In February 2026, Ripple RLUSD stablecoin had a market cap of 1.5 billion and Binance more recently added it to enable it to assist with liquidity. Large companies such as Evernorth and Trident Digital Tech have begun using XRP to settle international transactions.

But the question is why did XRP not turn these developments into long-term price appreciation right now? The on-chain data could be part of the solution. By mid-November, the portion of XRP supply in profits had gone down to only 58.5%—the lowest in 2024 since the asset traded at only $0.53 at the time of writing. Although XRP traded at a value of about 2.15 at the time, which represented four times the November 2024 price, the combined value of the coin showed a loss of over 41 percent of the total supply.

So Is XRP a Lost Cause?

The information indicates that it is not as easy as yes or no. Underlying pillars are perhaps more robust than it was in the 2022 downturn where regulatory clarity was not present at all. Whether XRP will never rally once more or whether this phase of capitulation is similar to what occurred during the 2021 to 2022 September-May period where more than two years of consistent consolidation finally resulted in stabilization is the billion-dollar question to investors making huge losses here in February 2026.

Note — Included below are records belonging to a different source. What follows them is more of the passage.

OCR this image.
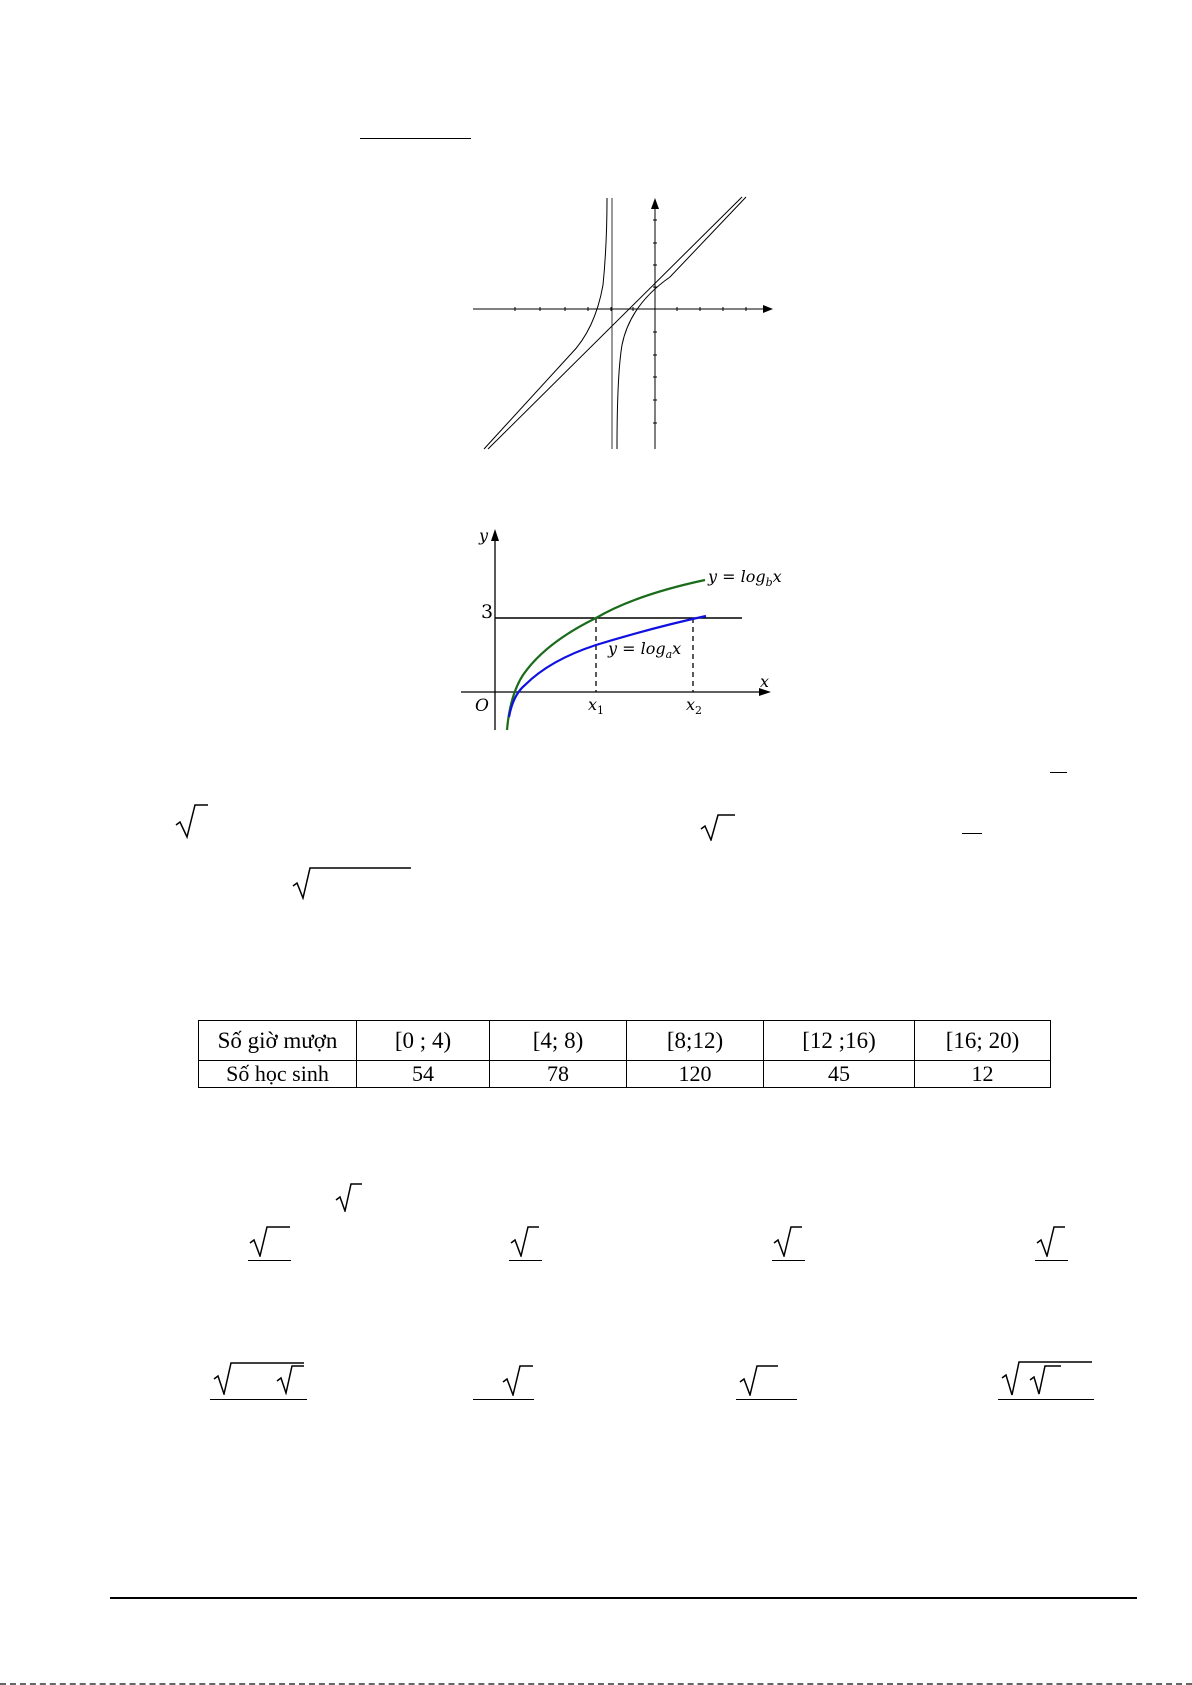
y
x
O
3
$x_1$	$x_2$
$y = \log_bx$
$y = \log_ax$
Số giờ mượn	[0 ; 4)	[4; 8)	[8;12)	[12 ;16)	[16; 20)
Số học sinh	54	78	120	45	12
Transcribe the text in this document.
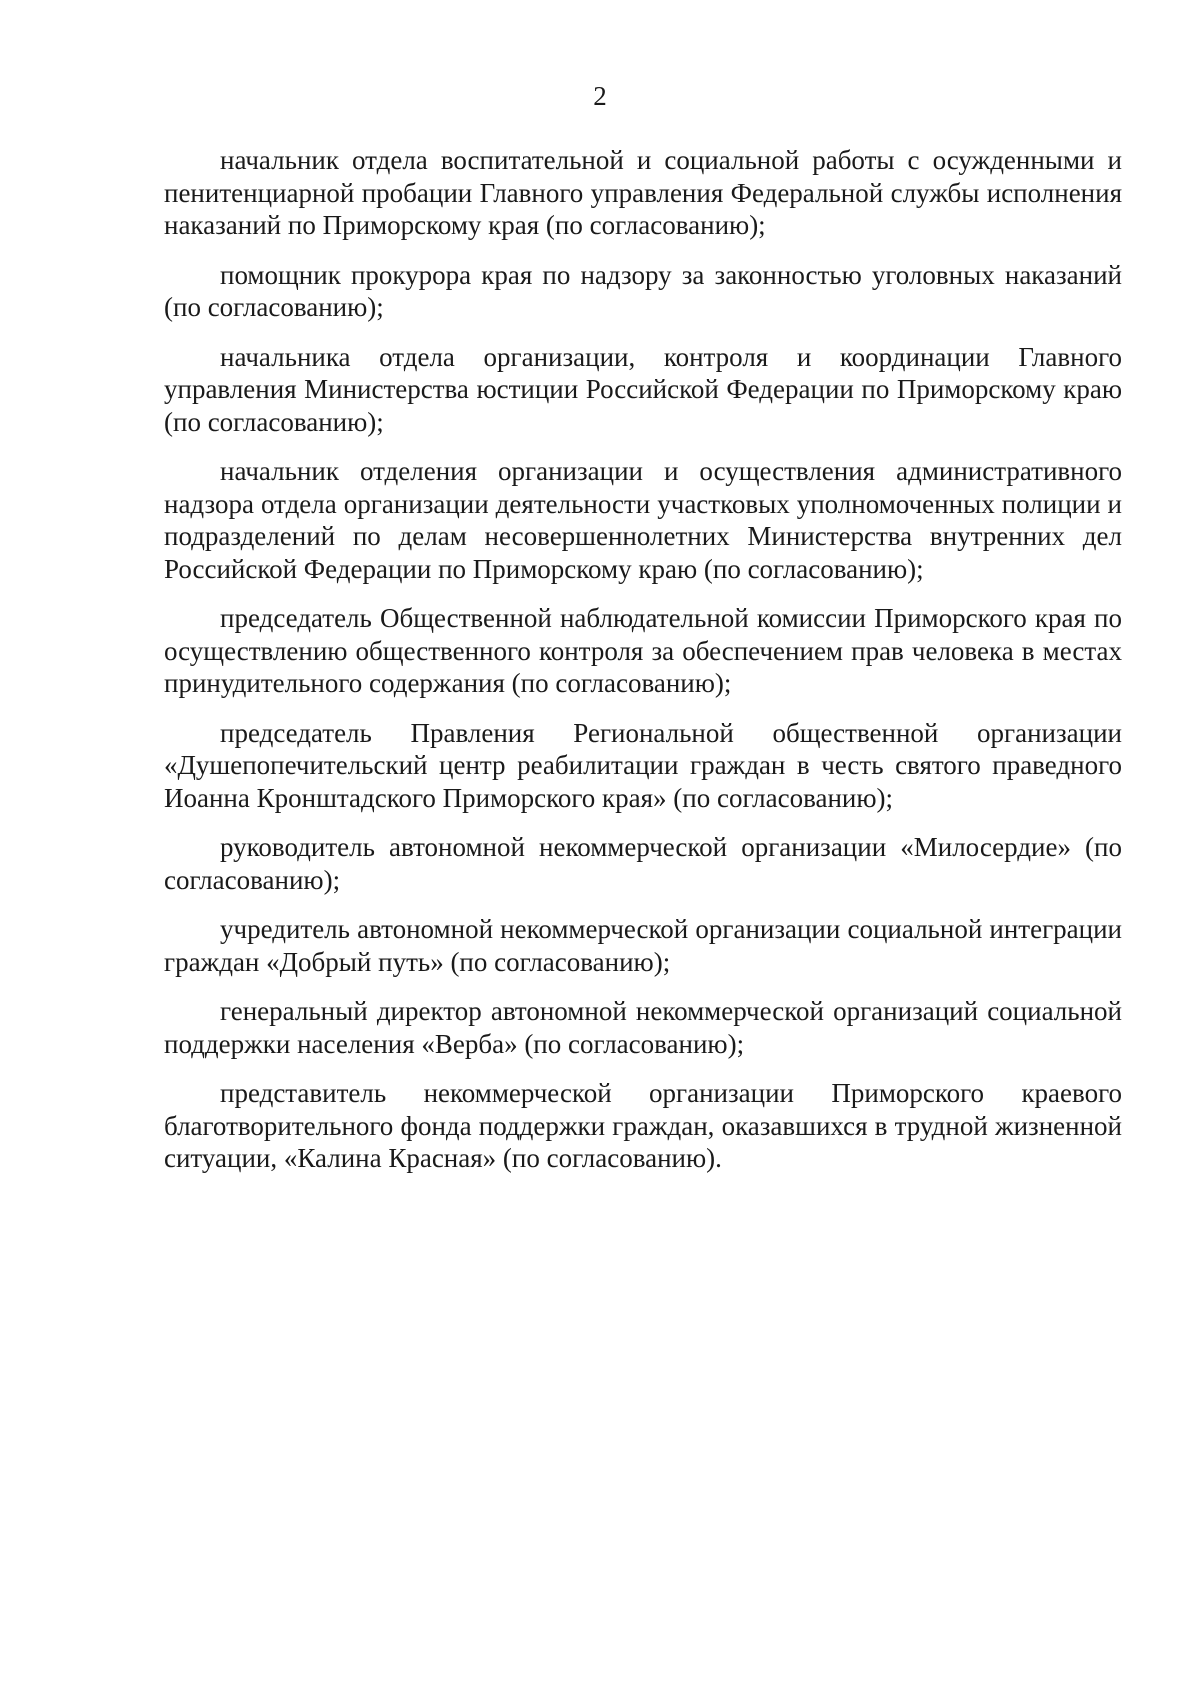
2

начальник отдела воспитательной и социальной работы с осужденными и пенитенциарной пробации Главного управления Федеральной службы исполнения наказаний по Приморскому края (по согласованию);

помощник прокурора края по надзору за законностью уголовных наказаний (по согласованию);

начальника отдела организации, контроля и координации Главного управления Министерства юстиции Российской Федерации по Приморскому краю (по согласованию);

начальник отделения организации и осуществления административного надзора отдела организации деятельности участковых уполномоченных полиции и подразделений по делам несовершеннолетних Министерства внутренних дел Российской Федерации по Приморскому краю (по согласованию);

председатель Общественной наблюдательной комиссии Приморского края по осуществлению общественного контроля за обеспечением прав человека в местах принудительного содержания (по согласованию);

председатель Правления Региональной общественной организации «Душепопечительский центр реабилитации граждан в честь святого праведного Иоанна Кронштадского Приморского края» (по согласованию);

руководитель автономной некоммерческой организации «Милосердие» (по согласованию);

учредитель автономной некоммерческой организации социальной интеграции граждан «Добрый путь» (по согласованию);

генеральный директор автономной некоммерческой организаций социальной поддержки населения «Верба» (по согласованию);

представитель некоммерческой организации Приморского краевого благотворительного фонда поддержки граждан, оказавшихся в трудной жизненной ситуации, «Калина Красная» (по согласованию).
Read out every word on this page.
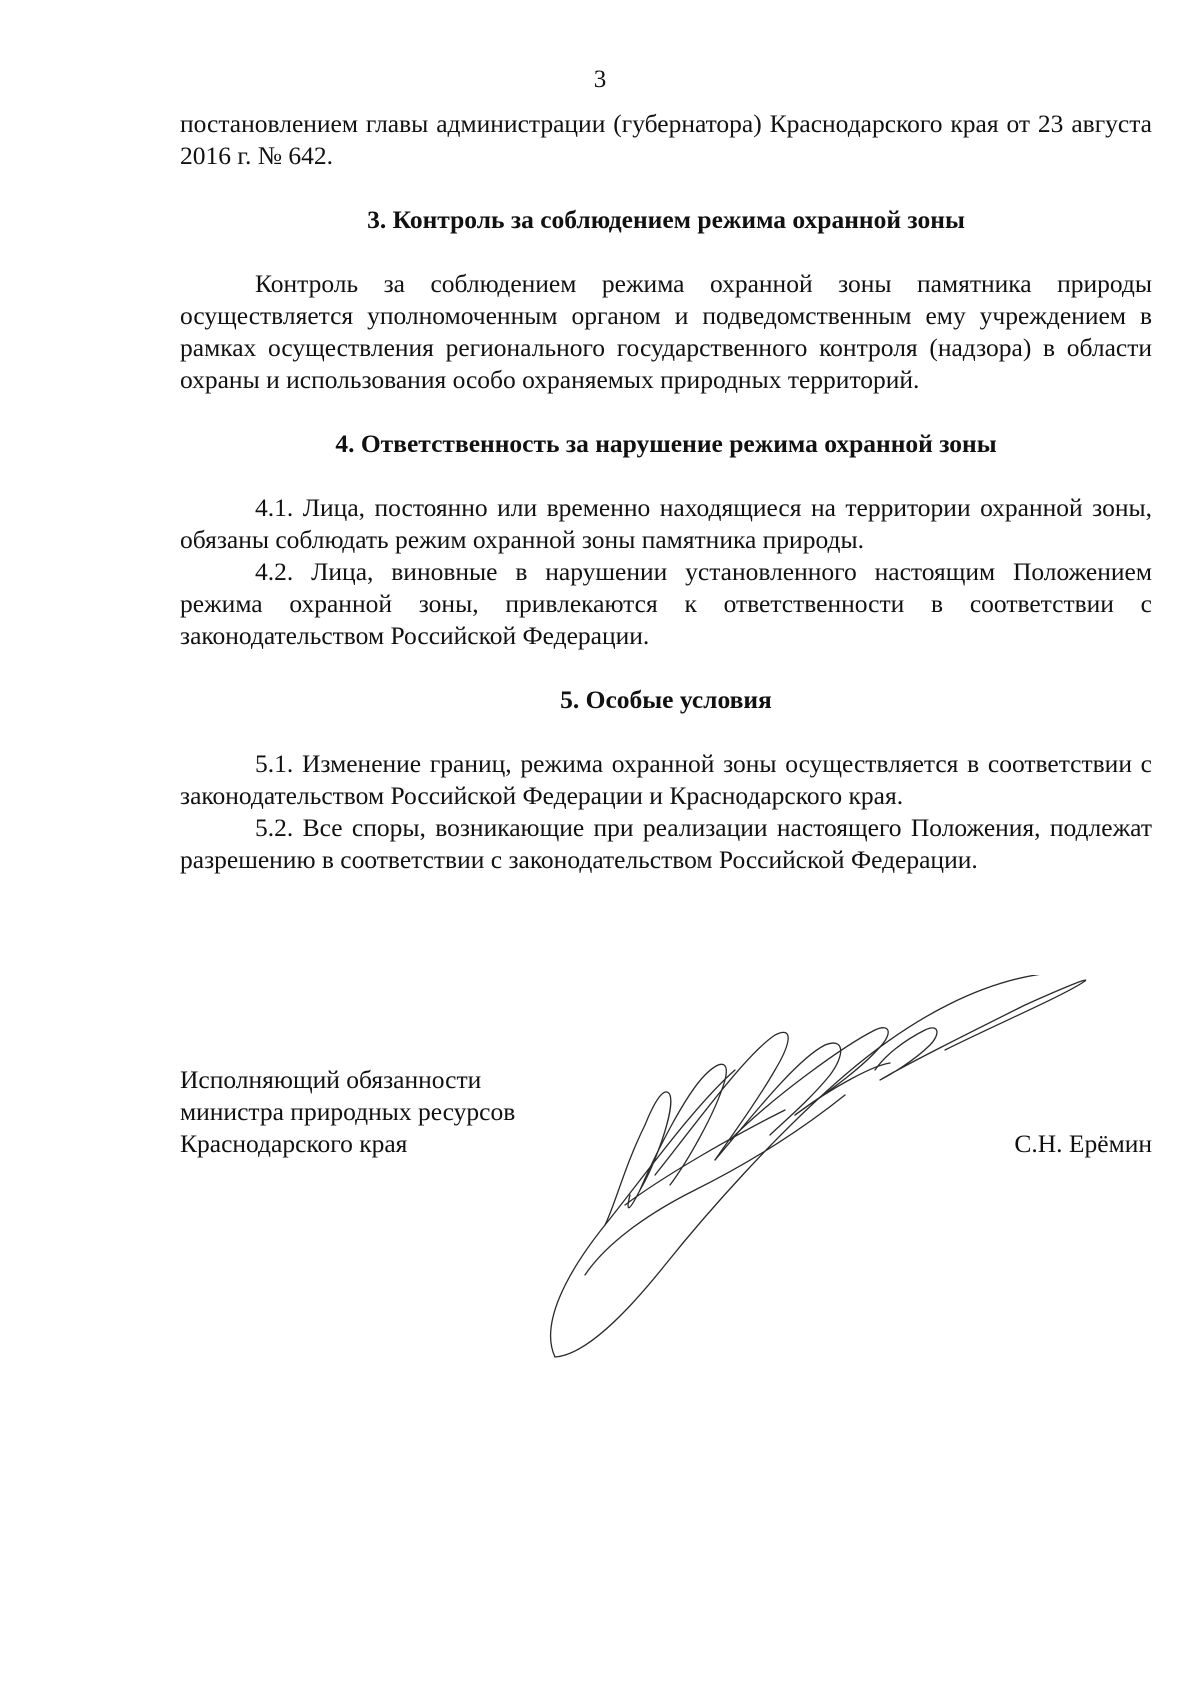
3

постановлением главы администрации (губернатора) Краснодарского края от 23 августа 2016 г. № 642.

3. Контроль за соблюдением режима охранной зоны

Контроль за соблюдением режима охранной зоны памятника природы осуществляется уполномоченным органом и подведомственным ему учреждением в рамках осуществления регионального государственного контроля (надзора) в области охраны и использования особо охраняемых природных территорий.

4. Ответственность за нарушение режима охранной зоны

4.1. Лица, постоянно или временно находящиеся на территории охранной зоны, обязаны соблюдать режим охранной зоны памятника природы.

4.2. Лица, виновные в нарушении установленного настоящим Положением режима охранной зоны, привлекаются к ответственности в соответствии с законодательством Российской Федерации.

5. Особые условия

5.1. Изменение границ, режима охранной зоны осуществляется в соответствии с законодательством Российской Федерации и Краснодарского края.

5.2. Все споры, возникающие при реализации настоящего Положения, подлежат разрешению в соответствии с законодательством Российской Федерации.

Исполняющий обязанности
министра природных ресурсов
Краснодарского края	С.Н. Ерёмин
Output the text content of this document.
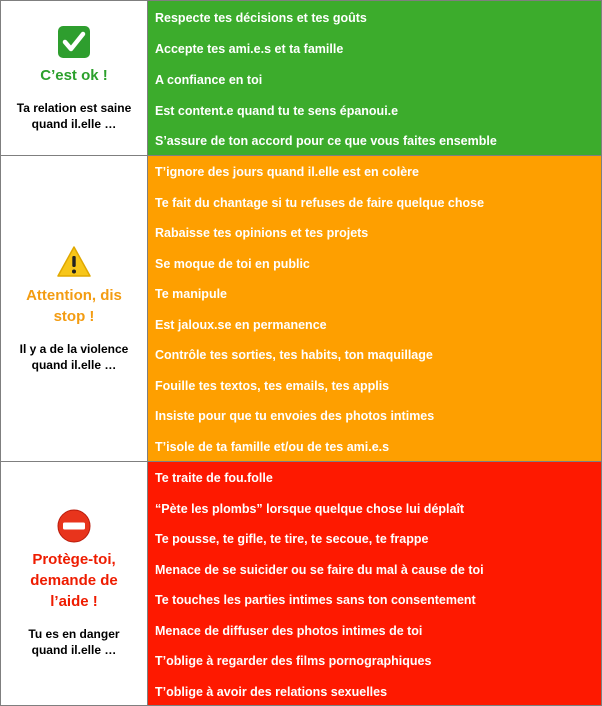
C’est ok !
Ta relation est saine
quand il.elle …
Respecte tes décisions et tes goûts
Accepte tes ami.e.s et ta famille
A confiance en toi
Est content.e quand tu te sens épanoui.e
S’assure de ton accord pour ce que vous faites ensemble
Attention, dis
stop !
Il y a de la violence
quand il.elle …
T’ignore des jours quand il.elle est en colère
Te fait du chantage si tu refuses de faire quelque chose
Rabaisse tes opinions et tes projets
Se moque de toi en public
Te manipule
Est jaloux.se en permanence
Contrôle tes sorties, tes habits, ton maquillage
Fouille tes textos, tes emails, tes applis
Insiste pour que tu envoies des photos intimes
T’isole de ta famille et/ou de tes ami.e.s
Protège-toi,
demande de
l’aide !
Tu es en danger
quand il.elle …
Te traite de fou.folle
“Pète les plombs” lorsque quelque chose lui déplaît
Te pousse, te gifle, te tire, te secoue, te frappe
Menace de se suicider ou se faire du mal à cause de toi
Te touches les parties intimes sans ton consentement
Menace de diffuser des photos intimes de toi
T’oblige à regarder des films pornographiques
T’oblige à avoir des relations sexuelles
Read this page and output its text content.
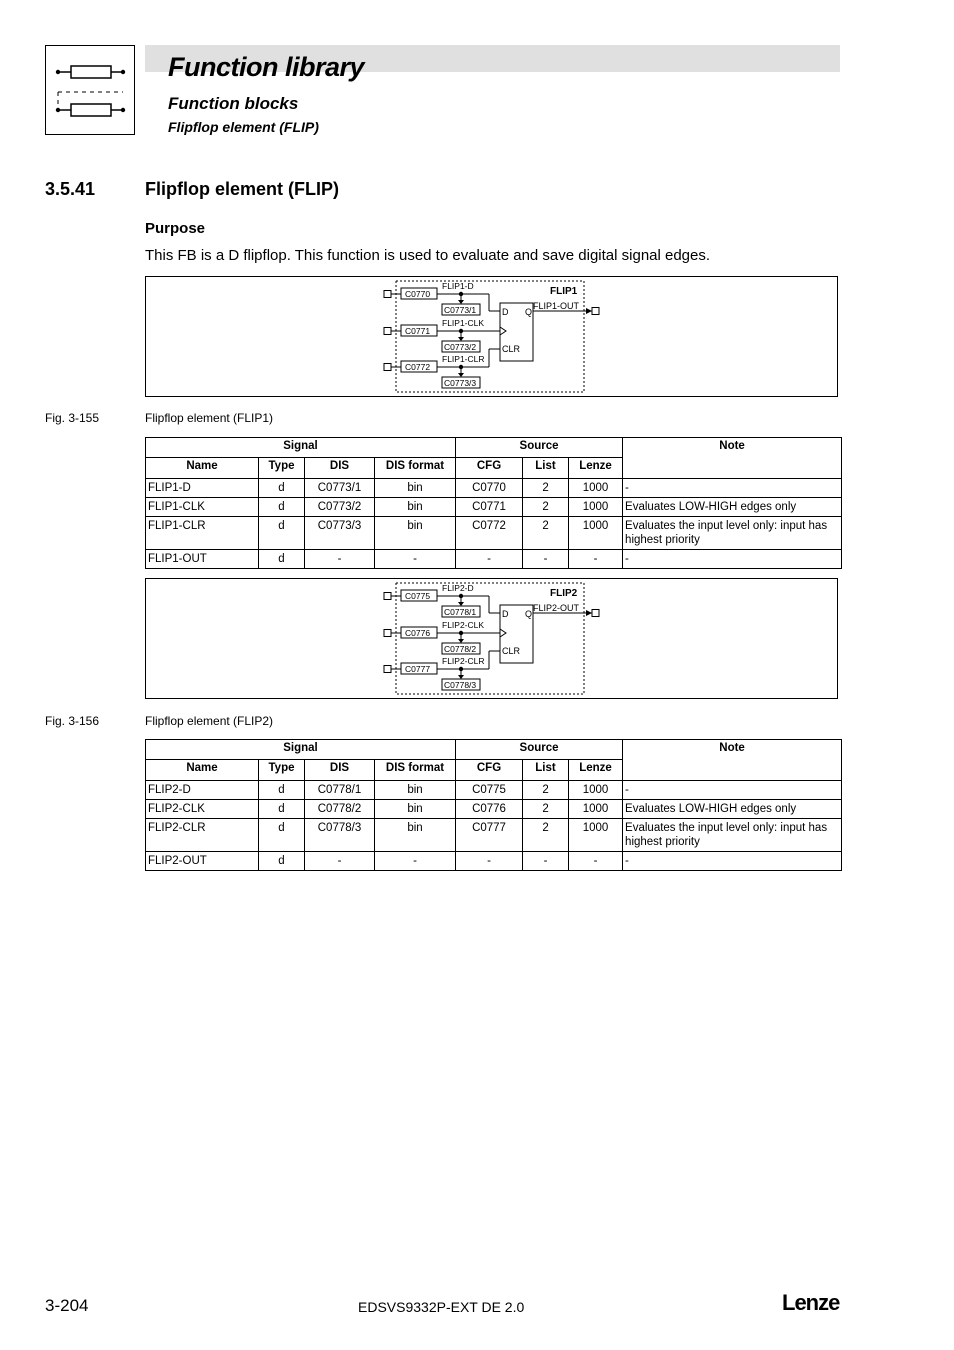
Function library
Function blocks
Flipflop element (FLIP)
3.5.41	Flipflop element (FLIP)
Purpose
This FB is a D flipflop. This function is used to evaluate and save digital signal edges.
D Q
CLR
FLIP1
FLIP1-OUT
C0770
FLIP1-D
C0773/1
C0771
FLIP1-CLK
C0773/2
C0772
FLIP1-CLR
C0773/3
Fig. 3-155	Flipflop element (FLIP1)
Signal				Source			Note
Name	Type	DIS	DIS format	CFG	List	Lenze	
FLIP1-D	d	C0773/1	bin	C0770	2	1000	-
FLIP1-CLK	d	C0773/2	bin	C0771	2	1000	Evaluates LOW-HIGH edges only
FLIP1-CLR	d	C0773/3	bin	C0772	2	1000	Evaluates the input level only: input has highest priority
FLIP1-OUT	d	-	-	-	-	-	-
D Q
CLR
FLIP2
FLIP2-OUT
C0775
FLIP2-D
C0778/1
C0776
FLIP2-CLK
C0778/2
C0777
FLIP2-CLR
C0778/3
Fig. 3-156	Flipflop element (FLIP2)
Signal				Source			Note
Name	Type	DIS	DIS format	CFG	List	Lenze	
FLIP2-D	d	C0778/1	bin	C0775	2	1000	-
FLIP2-CLK	d	C0778/2	bin	C0776	2	1000	Evaluates LOW-HIGH edges only
FLIP2-CLR	d	C0778/3	bin	C0777	2	1000	Evaluates the input level only: input has highest priority
FLIP2-OUT	d	-	-	-	-	-	-
3-204	EDSVS9332P-EXT DE 2.0	Lenze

Also Read: XRP Could Have Got You $1 Million With $1000 If You Bought Early

The clue could lie in the time horizons right now, and also understanding the risk tolerance to determine whether XRP represents a lost cause or the opportunity itself at the time of writing. There is obviously a problem with short-term traders as to why XRP never increases even with good news, and longer-term holders are hoping that the present suffering is just capitulation and also an ultimate increase.